Ob-Gyn Coding for Laparoscopic Hysterectomy
Do you sometimes get confused on what CPT code to use when a laparoscopic hysterectomy has been performed? Here is some information that helps provide structure to the codes available.
Laparoscopic Hysterectomy can be divided into three major code sets. Aside from CPT code 58548, the CPT codes in each code set are differentiated by the size of the uterus (less than or greater than 250 grams) and whether or not the tubes and ovaries are removed.
The first code set is categorized as Laparoscopic Supracervical Hysterectomy (LSH), indicated by CPT codes 58541 to 58544. LSH includes laparoscopically detaching the body of the uterus down to the uterine arteries. The uterine body is then separated from the cervix, hemostasis of the cervical stump is achieved, and the endocervical canal is coagulated. The uterine body is then abdominally removed by bivalving, coring, or morcellating, as required.
The second code set is for Laparoscopy with Vaginal Hysterectomy (LAVH), indicated by CPT codes 58550 to 58554. LAVH includes laparoscopically detaching the uterine body from the surrounding upper supporting structures. The vaginal portion of the procedure is then performed. The vaginal apex is entered and the cervix and uterus are detached from the remaining supporting structures. The uterus is then removed through the vagina.

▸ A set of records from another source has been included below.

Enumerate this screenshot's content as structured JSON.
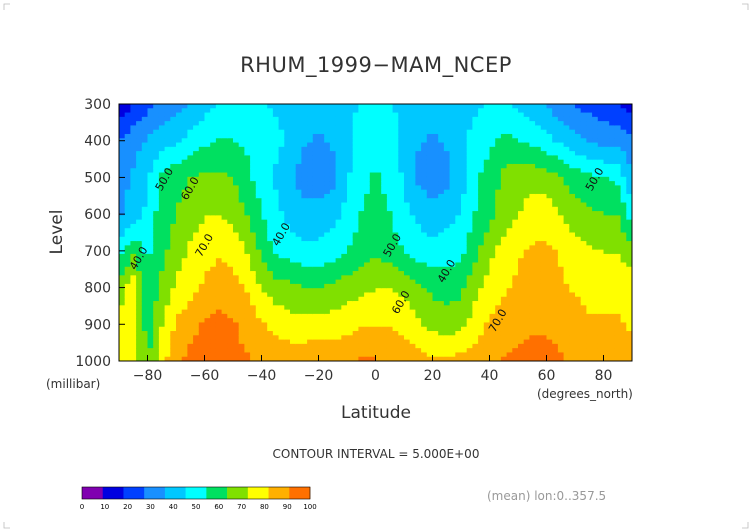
{
  "chart_data": {
    "type": "heatmap",
    "title": "RHUM_1999−MAM_NCEP",
    "xlabel": "Latitude",
    "ylabel": "Level",
    "x_unit": "(degrees_north)",
    "y_unit": "(millibar)",
    "xlim": [
      -90,
      90
    ],
    "ylim": [
      1000,
      300
    ],
    "x_ticks": [
      -80,
      -60,
      -40,
      -20,
      0,
      20,
      40,
      60,
      80
    ],
    "y_ticks": [
      300,
      400,
      500,
      600,
      700,
      800,
      900,
      1000
    ],
    "contour_interval_text": "CONTOUR INTERVAL = 5.000E+00",
    "footnote": "(mean) lon:0..357.5",
    "contour_labels": [
      {
        "text": "50.0",
        "lat": -73,
        "level": 510
      },
      {
        "text": "60.0",
        "lat": -64,
        "level": 535
      },
      {
        "text": "70.0",
        "lat": -59,
        "level": 690
      },
      {
        "text": "40.0",
        "lat": -82,
        "level": 725
      },
      {
        "text": "40.0",
        "lat": -32,
        "level": 660
      },
      {
        "text": "50.0",
        "lat": 7,
        "level": 690
      },
      {
        "text": "60.0",
        "lat": 10,
        "level": 845
      },
      {
        "text": "40.0",
        "lat": 26,
        "level": 760
      },
      {
        "text": "70.0",
        "lat": 44,
        "level": 895
      },
      {
        "text": "50.0",
        "lat": 78,
        "level": 510
      }
    ],
    "colorbar": {
      "ticks": [
        "0",
        "10",
        "20",
        "30",
        "40",
        "50",
        "60",
        "70",
        "80",
        "90",
        "100"
      ],
      "colors": [
        "#8000b0",
        "#0000e0",
        "#0040ff",
        "#1890ff",
        "#00c8ff",
        "#00ffff",
        "#00e060",
        "#80e000",
        "#ffff00",
        "#ffb000",
        "#ff7000",
        "#ff3c00",
        "#e00000"
      ]
    },
    "field": {
      "lat": [
        -90,
        -85,
        -80,
        -75,
        -70,
        -65,
        -60,
        -55,
        -50,
        -45,
        -40,
        -35,
        -30,
        -25,
        -20,
        -15,
        -10,
        -5,
        0,
        5,
        10,
        15,
        20,
        25,
        30,
        35,
        40,
        45,
        50,
        55,
        60,
        65,
        70,
        75,
        80,
        85,
        90
      ],
      "levels": [
        300,
        400,
        500,
        600,
        700,
        800,
        900,
        1000
      ],
      "rhum": [
        [
          5,
          12,
          18,
          22,
          26,
          30,
          34,
          38,
          40,
          40,
          38,
          36,
          34,
          33,
          33,
          34,
          36,
          38,
          38,
          38,
          36,
          34,
          33,
          33,
          34,
          36,
          38,
          38,
          36,
          32,
          28,
          24,
          20,
          18,
          16,
          14,
          8
        ],
        [
          22,
          26,
          30,
          34,
          36,
          40,
          44,
          46,
          46,
          44,
          42,
          40,
          36,
          30,
          28,
          30,
          36,
          40,
          42,
          40,
          36,
          30,
          28,
          30,
          36,
          40,
          44,
          48,
          46,
          44,
          40,
          36,
          32,
          28,
          26,
          26,
          22
        ],
        [
          26,
          30,
          36,
          48,
          52,
          54,
          56,
          56,
          54,
          48,
          42,
          36,
          30,
          26,
          25,
          27,
          36,
          44,
          47,
          44,
          36,
          27,
          25,
          27,
          34,
          44,
          50,
          56,
          60,
          60,
          58,
          54,
          50,
          48,
          46,
          44,
          30
        ],
        [
          28,
          32,
          40,
          50,
          54,
          58,
          62,
          62,
          60,
          54,
          46,
          40,
          34,
          32,
          32,
          34,
          40,
          46,
          48,
          46,
          40,
          36,
          32,
          34,
          38,
          46,
          52,
          58,
          62,
          66,
          68,
          62,
          58,
          56,
          54,
          54,
          42
        ],
        [
          42,
          52,
          44,
          52,
          58,
          64,
          68,
          70,
          68,
          62,
          52,
          44,
          42,
          40,
          40,
          42,
          46,
          50,
          52,
          50,
          46,
          42,
          40,
          42,
          44,
          52,
          60,
          66,
          70,
          72,
          72,
          70,
          66,
          64,
          62,
          62,
          58
        ],
        [
          58,
          68,
          46,
          56,
          64,
          68,
          72,
          74,
          74,
          70,
          62,
          58,
          56,
          54,
          54,
          56,
          58,
          60,
          62,
          62,
          60,
          56,
          52,
          50,
          52,
          60,
          66,
          70,
          72,
          74,
          74,
          72,
          70,
          68,
          68,
          68,
          66
        ],
        [
          64,
          70,
          50,
          62,
          72,
          76,
          80,
          82,
          80,
          76,
          72,
          68,
          66,
          66,
          66,
          66,
          68,
          70,
          70,
          70,
          68,
          64,
          60,
          58,
          60,
          66,
          72,
          74,
          76,
          78,
          78,
          76,
          74,
          72,
          72,
          72,
          70
        ],
        [
          62,
          68,
          52,
          68,
          76,
          82,
          86,
          84,
          82,
          80,
          78,
          76,
          76,
          76,
          78,
          78,
          78,
          80,
          80,
          78,
          76,
          74,
          72,
          72,
          74,
          76,
          78,
          80,
          82,
          82,
          82,
          80,
          78,
          76,
          76,
          74,
          72
        ]
      ]
    }
  }
}
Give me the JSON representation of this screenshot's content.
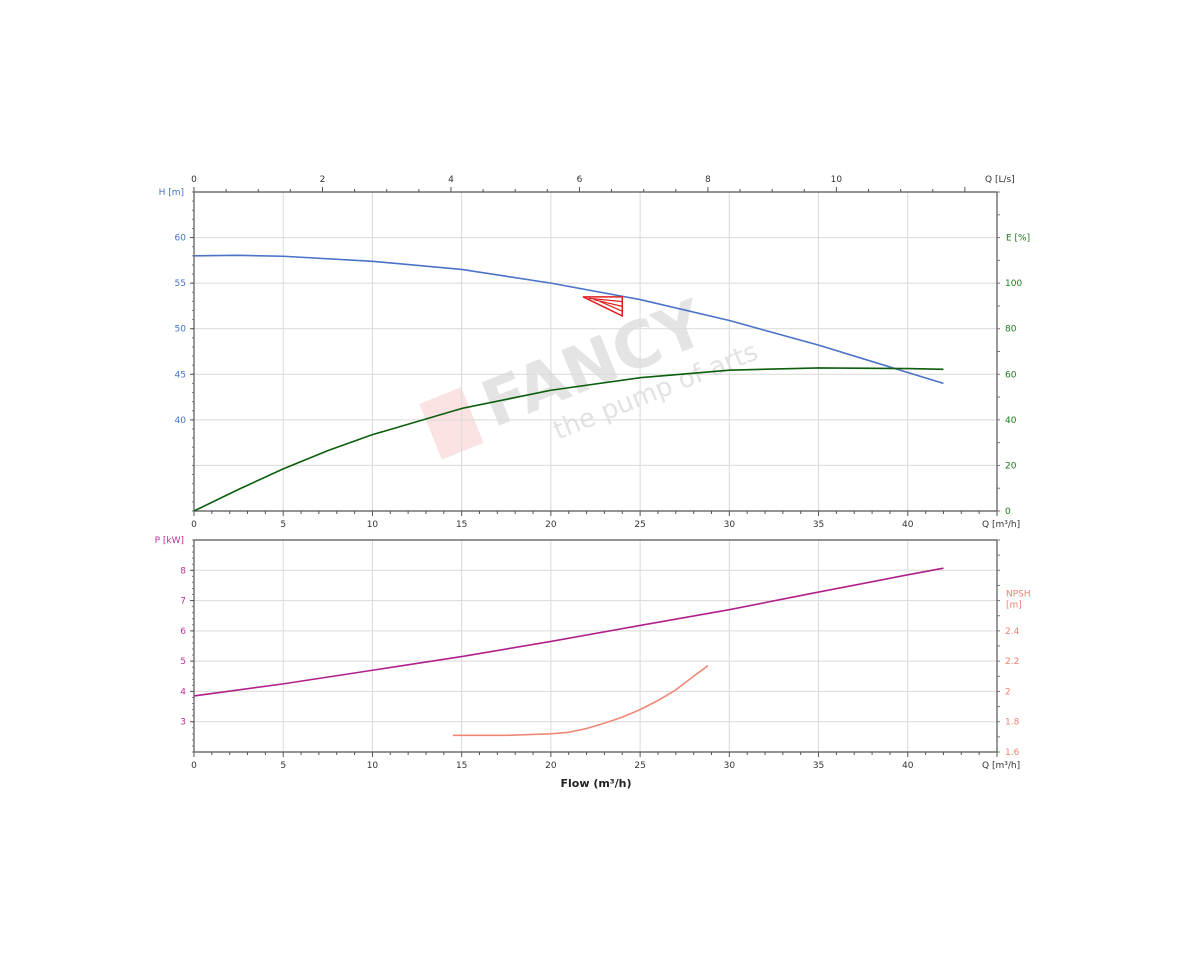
{
  "chart_data": [
    {
      "type": "line",
      "x_axis_bottom": {
        "label": "Q [m³/h]",
        "range": [
          0,
          45
        ],
        "ticks": [
          0,
          5,
          10,
          15,
          20,
          25,
          30,
          35,
          40
        ]
      },
      "x_axis_top": {
        "label": "Q [L/s]",
        "range": [
          0,
          12.5
        ],
        "ticks": [
          0,
          2,
          4,
          6,
          8,
          10
        ]
      },
      "y_axis_left": {
        "label": "H [m]",
        "range": [
          30,
          65
        ],
        "ticks": [
          40,
          45,
          50,
          55,
          60
        ],
        "color": "#4472c4"
      },
      "y_axis_right": {
        "label": "E [%]",
        "range": [
          0,
          140
        ],
        "ticks": [
          0,
          20,
          40,
          60,
          80,
          100
        ],
        "color": "#1a7a1a"
      },
      "grid": true,
      "series": [
        {
          "axis": "left",
          "color": "#4a72c8",
          "x": [
            0,
            2.5,
            5,
            10,
            15,
            20,
            25,
            30,
            35,
            40,
            42
          ],
          "y": [
            58,
            58.05,
            57.95,
            57.4,
            56.5,
            55,
            53.2,
            50.9,
            48.2,
            45.2,
            44
          ]
        },
        {
          "axis": "right",
          "color": "#0b5e0b",
          "x": [
            0,
            2.5,
            5,
            7.5,
            10,
            15,
            20,
            25,
            30,
            35,
            40,
            42
          ],
          "y": [
            0,
            9.5,
            18.5,
            26.5,
            33.5,
            45,
            53,
            58.5,
            61.8,
            62.8,
            62.5,
            62.2
          ]
        }
      ],
      "duty_point_marker": {
        "color": "#e02020",
        "q": [
          21.8,
          24.0
        ],
        "h": [
          51.4,
          53.5
        ]
      },
      "watermark": {
        "brand": "FANCY",
        "slogan": "the pump of arts"
      }
    },
    {
      "type": "line",
      "x_axis_bottom": {
        "label": "Q [m³/h]",
        "range": [
          0,
          45
        ],
        "ticks": [
          0,
          5,
          10,
          15,
          20,
          25,
          30,
          35,
          40
        ]
      },
      "xlabel": "Flow (m³/h)",
      "y_axis_left": {
        "label": "P [kW]",
        "range": [
          2,
          9
        ],
        "ticks": [
          3,
          4,
          5,
          6,
          7,
          8
        ],
        "color": "#c0309a"
      },
      "y_axis_right": {
        "label_line1": "NPSH",
        "label_line2": "[m]",
        "range": [
          1.6,
          3.0
        ],
        "ticks": [
          1.6,
          1.8,
          2,
          2.2,
          2.4
        ],
        "color": "#f08070"
      },
      "grid": true,
      "series": [
        {
          "axis": "left",
          "color": "#b0208a",
          "x": [
            0,
            5,
            10,
            15,
            20,
            25,
            30,
            35,
            40,
            42
          ],
          "y": [
            3.85,
            4.25,
            4.7,
            5.15,
            5.65,
            6.18,
            6.7,
            7.28,
            7.85,
            8.07
          ]
        },
        {
          "axis": "right",
          "color": "#f08878",
          "x": [
            14.5,
            17.5,
            20,
            21,
            22,
            23,
            24,
            25,
            26,
            27,
            28,
            28.8
          ],
          "y": [
            1.71,
            1.71,
            1.72,
            1.73,
            1.755,
            1.79,
            1.83,
            1.88,
            1.94,
            2.01,
            2.1,
            2.17
          ]
        }
      ]
    }
  ]
}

The final code set is for Total Laparoscopic Hysterectomy (TLH), indicated by CPT codes 58570 to 58573. Although it is not in numerical sequence with TLH, you would also include laparoscopic radical hysterectomy with pelvic lymphadenectomy (CPT 58548) in this code set. TLH includes laparoscopically detaching the entire uterine cervix and body from the surrounding supporting structures and suturing the vaginal cuff. It includes bivalving, coring, or morcellating the excised tissues, as required. The uterus is then removed through the vagina or abdomen.
Other resources are available on this topic including your current CPT Book, the American Congress of Obstetricians and Gynecologists (ACOG) website, and the American Medical Association’s CPT Assistant.